The Block II design arose from the need to add docking and crew transfer capability to the CM. Reduction of the CM control weight (from 9,500 to 9,100 kilograms (21,000 to 20,000 pounds)) and deficiencies in several major subsystems added to the scope of the redesign.
Redesign of the CM would cause a number of changes above the deck, although ASPO believed that the 73.7-centimeter (29-inch)-diameter tunnel could be retained and tunnel access might be improved if the restrictions for seating the hatches were removed. Other changes not related to the docking and transfer requirement would be considered as long as they did not affect the structure below the deck.
Changes below the deck would be kept to a minimum on both the inner and the outer structure. Anything which might invalidate the applicability of the Block I lunar reentry tests to the Block II design would not be changed.
ASPO wanted to evaluate a preliminary design of the CM in which the only access to the LEM would be by extravehicular transfer. Although this approach was not currently considered operationally acceptable, any gains from such a design should be studied.
ASPO agreed that the CM thermal protection would be enhanced by addition of a boost protective cover for both Block I and Block II. A "soft" cover should be simple to design and operate, and a boost cover would permit coating the CM with a thermally efficient surface. This, with the help of attitude programming, should permit North American to reduce the initial ablator bond line temperature from 394 K (250 degrees F) to below 338 K (150 degrees F). ASPO also asked the contractor to consider raising the bond line temperature on the blunt face from 590 K (600 degrees F to 700 K (800 degrees F). These changes would reduce ablator weight significantly.
To eliminate the humidity problem in the Block I subsystems, ASPO believed that electronic repackaging would be required. Such a redesign should take advantage of ASPO's decision to eliminate onboard maintenance as an acceptable means of achieving mission reliability. A more efficient mounting arrangement should be considered in conjunction with electronic system repackaging. Elimination of onboard maintenance would change requirements on the inflight test system; perhaps that system could be eliminated from the spacecraft.
The biggest uncertainty in weight requirements was meteoroid protection. The design approach to this problem should be incorporated with a redesign of the SM to reduce both the tank size and structure (but see August 6 statement of Robert O. Piland) consistent with a 16,800-kilogram (39,000-pound) consumable fuel load, rather than the current 20,400-kilogram (45,000-pound) capacity, The SM design concept should remain the same, but North American should use this opportunity to clean up several structural details.
The SM thermal control system should be passive. Spacecraft orientation, either on a semicontinuous or discrete attitude program, would be permissible to maintain necessary temperature limits. To reach acceptable thermal time constants, the reaction control system (RCS) might have to be modified. It might also be desirable to change the RCS fuel to monomethylhydrazine.
Because of the large amount of spacecraft wiring, North American was asked to study using smaller sizes and reduced insulation thicknesses.
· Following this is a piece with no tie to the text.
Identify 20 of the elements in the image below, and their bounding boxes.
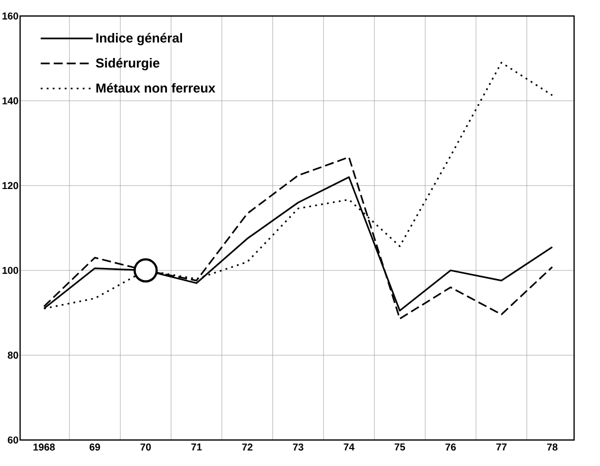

Another consideration was reducing the lunar mission time from 14 days to the reference mission length of about 10 days. But the current tank sizes should be maintained and the spacecraft should be capable of 14- day earth orbital missions with three men. The velocity reserve in the RCS might be decreased if the attitude requirements for guidance and navigation were eased. Here, also, the current tank sizes should not be changed.
Other major changes (such as redesign of the fuel cell, incorporation of new heatshield material, cryogenic helium pressures, and adapter staging) could be considered in the redesign; they would, however, be approved only if the foregoing changes did not provide sufficient weight margin.
ASPO would require a complete preliminary design and impact assessment of the Block II spacecraft before its incorporation into the program would be authorized.